Brazil said that it has thus put in place a comprehensive programme
for promoting each of these aspects in key sectors of its economy:
the INOVAR-AUTO for the automotive industry and the Informatics Law
and other legislation for the IT industry.
Noting that these programmes establish certain tax benefits concerning
investments in technology and workforce capacity as well as production-step
requirements, Brazil underlined that they do not discriminate on the
basis of origin nor are they contingent upon the use of domestic inputs
or finished goods benefiting from the programmes.
"The requirements are origin-neutral and designed to generate
benefits to domestic and foreign investments alike," said Brazil.

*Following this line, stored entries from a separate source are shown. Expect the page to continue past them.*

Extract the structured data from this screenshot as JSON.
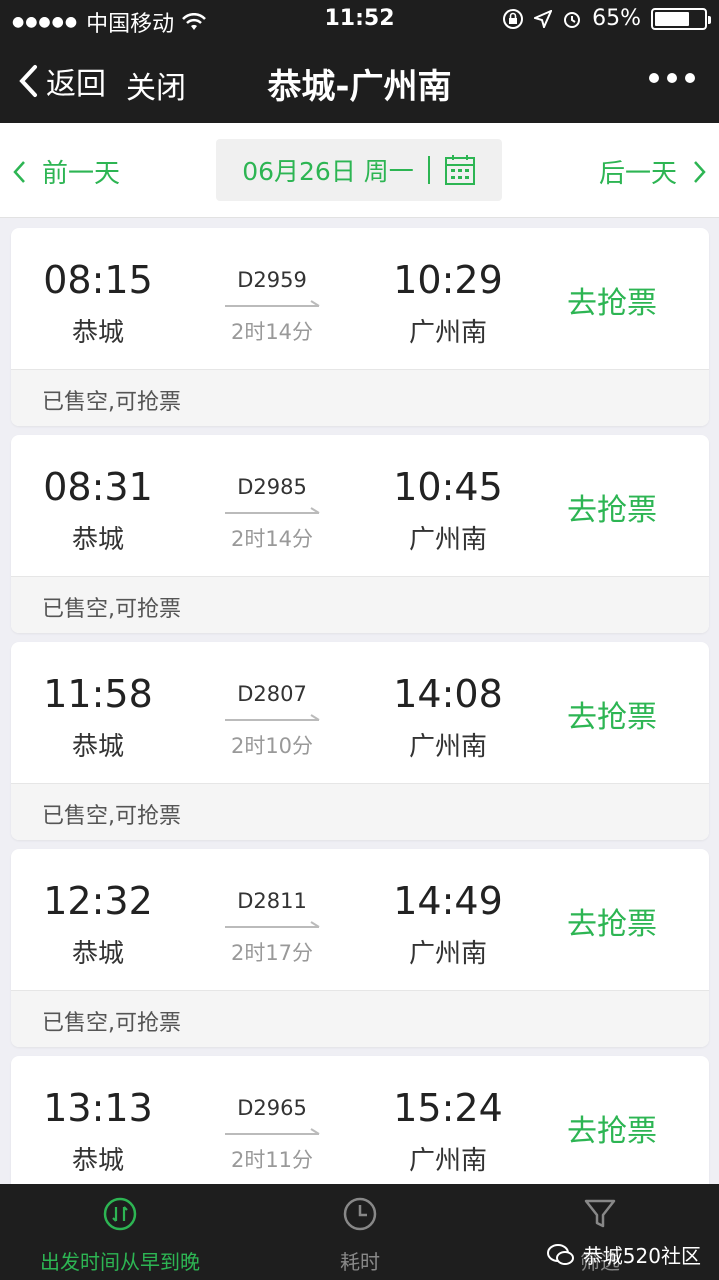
{
  "status": {
    "carrier": "中国移动",
    "time": "11:52",
    "battery": "65%",
    "battery_level": 0.65
  },
  "nav": {
    "back": "返回",
    "close": "关闭",
    "title": "恭城-广州南"
  },
  "datebar": {
    "prev": "前一天",
    "date": "06月26日 周一",
    "next": "后一天"
  },
  "trains": [
    {
      "dep_time": "08:15",
      "dep_station": "恭城",
      "train_no": "D2959",
      "duration": "2时14分",
      "arr_time": "10:29",
      "arr_station": "广州南",
      "action": "去抢票",
      "status": "已售空,可抢票"
    },
    {
      "dep_time": "08:31",
      "dep_station": "恭城",
      "train_no": "D2985",
      "duration": "2时14分",
      "arr_time": "10:45",
      "arr_station": "广州南",
      "action": "去抢票",
      "status": "已售空,可抢票"
    },
    {
      "dep_time": "11:58",
      "dep_station": "恭城",
      "train_no": "D2807",
      "duration": "2时10分",
      "arr_time": "14:08",
      "arr_station": "广州南",
      "action": "去抢票",
      "status": "已售空,可抢票"
    },
    {
      "dep_time": "12:32",
      "dep_station": "恭城",
      "train_no": "D2811",
      "duration": "2时17分",
      "arr_time": "14:49",
      "arr_station": "广州南",
      "action": "去抢票",
      "status": "已售空,可抢票"
    },
    {
      "dep_time": "13:13",
      "dep_station": "恭城",
      "train_no": "D2965",
      "duration": "2时11分",
      "arr_time": "15:24",
      "arr_station": "广州南",
      "action": "去抢票",
      "status": ""
    }
  ],
  "tabs": {
    "sort": "出发时间从早到晚",
    "duration": "耗时",
    "filter": "筛选"
  },
  "watermark": "恭城520社区",
  "colors": {
    "accent": "#2db553",
    "dark_bar": "#1e1e1e"
  }
}
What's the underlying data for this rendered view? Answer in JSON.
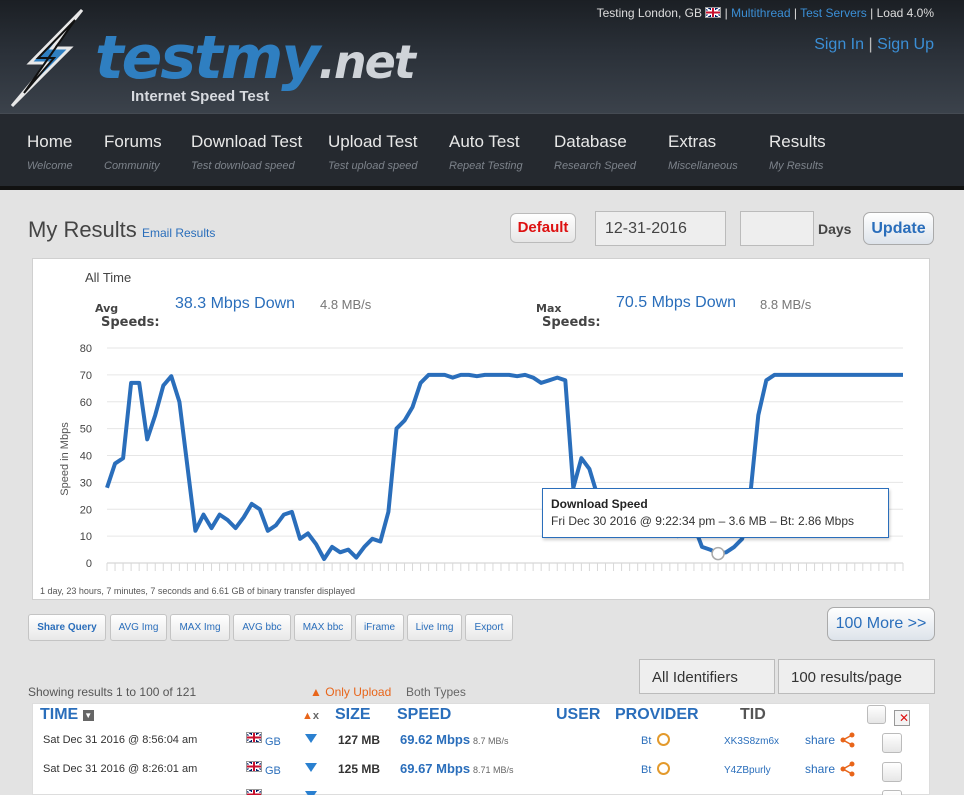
{
  "header": {
    "logo_main": "testmy",
    "logo_dotnet": ".net",
    "tagline": "Internet Speed Test",
    "location": "Testing London, GB",
    "multithread": "Multithread",
    "test_servers": "Test Servers",
    "load": "Load 4.0%",
    "sign_in": "Sign In",
    "sign_up": "Sign Up",
    "sep": "|"
  },
  "nav": [
    {
      "title": "Home",
      "sub": "Welcome"
    },
    {
      "title": "Forums",
      "sub": "Community"
    },
    {
      "title": "Download Test",
      "sub": "Test download speed"
    },
    {
      "title": "Upload Test",
      "sub": "Test upload speed"
    },
    {
      "title": "Auto Test",
      "sub": "Repeat Testing"
    },
    {
      "title": "Database",
      "sub": "Research Speed"
    },
    {
      "title": "Extras",
      "sub": "Miscellaneous"
    },
    {
      "title": "Results",
      "sub": "My Results"
    }
  ],
  "page": {
    "title": "My Results",
    "email_results": "Email Results",
    "default_btn": "Default",
    "date_value": "12-31-2016",
    "days_value": "",
    "days_label": "Days",
    "update_btn": "Update"
  },
  "stats": {
    "all_time": "All Time",
    "avg_label_1": "Avg",
    "avg_label_2": "Speeds:",
    "avg_speed": "38.3 Mbps Down",
    "avg_mbs": "4.8 MB/s",
    "max_label_1": "Max",
    "max_label_2": "Speeds:",
    "max_speed": "70.5 Mbps Down",
    "max_mbs": "8.8 MB/s",
    "footer": "1 day, 23 hours, 7 minutes, 7 seconds and 6.61 GB of binary transfer displayed"
  },
  "chart_data": {
    "type": "line",
    "ylabel": "Speed in Mbps",
    "ylim": [
      0,
      80
    ],
    "yticks": [
      "0",
      "10",
      "20",
      "30",
      "40",
      "50",
      "60",
      "70",
      "80"
    ],
    "grid": true,
    "line_color": "#2a6ebb",
    "series": [
      {
        "values": [
          28,
          37,
          39,
          67,
          67,
          46,
          55,
          66,
          69.5,
          60,
          36,
          12,
          18,
          13,
          18,
          16,
          13,
          17,
          22,
          20,
          12,
          14,
          18,
          19,
          9,
          11,
          7,
          1.5,
          6,
          4,
          5,
          2,
          6,
          9,
          8,
          19,
          50,
          53,
          58,
          67,
          70,
          70,
          70,
          69,
          70,
          70,
          69.5,
          70,
          70,
          70,
          70,
          69.5,
          70,
          69,
          67,
          68,
          69,
          68,
          28,
          39,
          35,
          25,
          20,
          15,
          12,
          18,
          20,
          22,
          17,
          20,
          22,
          10,
          12,
          14,
          6,
          5,
          3.5,
          4,
          6,
          9,
          25,
          55,
          68,
          70,
          70,
          70,
          70,
          70,
          70,
          70,
          70,
          70,
          70,
          70,
          70,
          70,
          70,
          70,
          70,
          70
        ]
      }
    ],
    "tooltip": {
      "title": "Download Speed",
      "body": "Fri Dec 30 2016 @ 9:22:34 pm – 3.6 MB – Bt: 2.86 Mbps"
    }
  },
  "toolbar": [
    "Share Query",
    "AVG Img",
    "MAX Img",
    "AVG bbc",
    "MAX bbc",
    "iFrame",
    "Live Img",
    "Export"
  ],
  "more_btn": "100 More >>",
  "filters": {
    "identifiers": "All Identifiers",
    "per_page": "100 results/page",
    "showing": "Showing results 1 to 100 of 121",
    "only_upload": "Only Upload",
    "both_types": "Both Types"
  },
  "table": {
    "headers": {
      "time": "TIME",
      "x": "x",
      "size": "SIZE",
      "speed": "SPEED",
      "user": "USER",
      "provider": "PROVIDER",
      "tid": "TID"
    },
    "rows": [
      {
        "time": "Sat Dec 31 2016 @ 8:56:04 am",
        "cc": "GB",
        "size": "127 MB",
        "speed": "69.62 Mbps",
        "mbs": "8.7 MB/s",
        "provider": "Bt",
        "tid": "XK3S8zm6x",
        "share": "share"
      },
      {
        "time": "Sat Dec 31 2016 @ 8:26:01 am",
        "cc": "GB",
        "size": "125 MB",
        "speed": "69.67 Mbps",
        "mbs": "8.71 MB/s",
        "provider": "Bt",
        "tid": "Y4ZBpurly",
        "share": "share"
      }
    ]
  },
  "colors": {
    "accent": "#2a6ebb",
    "orange": "#e8651a",
    "danger": "#d11111"
  },
  "icons": [
    "bolt-logo-icon",
    "uk-flag-icon",
    "down-arrow-icon",
    "clock-icon",
    "share-icon",
    "delete-icon",
    "sort-icon",
    "up-arrow-icon"
  ]
}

Brazil did not wish to restrict trade, but this is rather a matter
of increasing production and trade with new technological standards.
For instance, imports of both electronic products and auto-parts have
increased significantly after the establishment of their respective
incentive programmes.
With regards to the Special Regime for the Purchase of Capital Goods
for Exporting Enterprises (RECAP) and tax suspension to predominantly
exporting companies (PEP), Brazil said that these are simply mechanisms
to facilitate the redemption of taxes that tend to accumulate.
Tax credits, in the case of companies that mainly export, tend to
accumulate as the exported final products are exempt from direct taxes,
it explained, adding that these credits are not easily offset with
other taxes nor are they readily refunded by the tax authorities.
In these programmes, no benefit is given out by the government. They
are not tax programmes to promote exports, but merely a mechanism
to ensure that exporters are not penalised with unredeemable tax credits
in their regular business activities, it said.
Brazil recalled that European companies benefit largely from the programmes
at issue and it did not believe that the EU has experienced any negative
commercial impact deriving from these measures.
For Brazil, these programmes are a fundamental tool for the promotion
of sustainable development of its economy, for the promotion of more
technological innovation, for enhancing the skills of the workforce
and for increased participation in international trade flows.
JOINT INDIA-US REQUEST FOR DSB DECISION IN AGRICULTURAL PRODUCTS DISPUTE
Under a separate agenda item of Indian measures concerning the importation
of certain agricultural products from the United States, trade officials
said that the DSB agreed to a joint request by India and the US for
a delay in the adoption or possible appeal of the panel report in
their dispute on this issue.
Taking into account the current workload of the Appellate Body, the
joint India-US request considered that the draft DSB decision, if
adopted, would provide greater flexibility in scheduling any possible
appeal of the panel report in this dispute, which was circulated on
14 October 2014.
According to the draft decision, the DSB agrees that, upon a request
by India or the US, the DSB shall no later than 26 January 2015 adopt
the report of the panel unless the DSB decides by consensus not to
do so, or either party to the dispute notifies the DSB of its decision
to appeal.
(Under dispute settlement procedures, within 60 days after the date
of circulation of a panel report to the Members, the report shall
be adopted at a DSB meeting unless a party to the dispute formally
notifies the DSB of its decision to appeal or the DSB decides by consensus
not to adopt the report.)
In its statement at the DSB on this issue, the US said that among
other things, the proposed DSB decision reflects that the WTO dispute
settlement system as a whole is currently facing a significant volume
of disputes, including the Appellate Body.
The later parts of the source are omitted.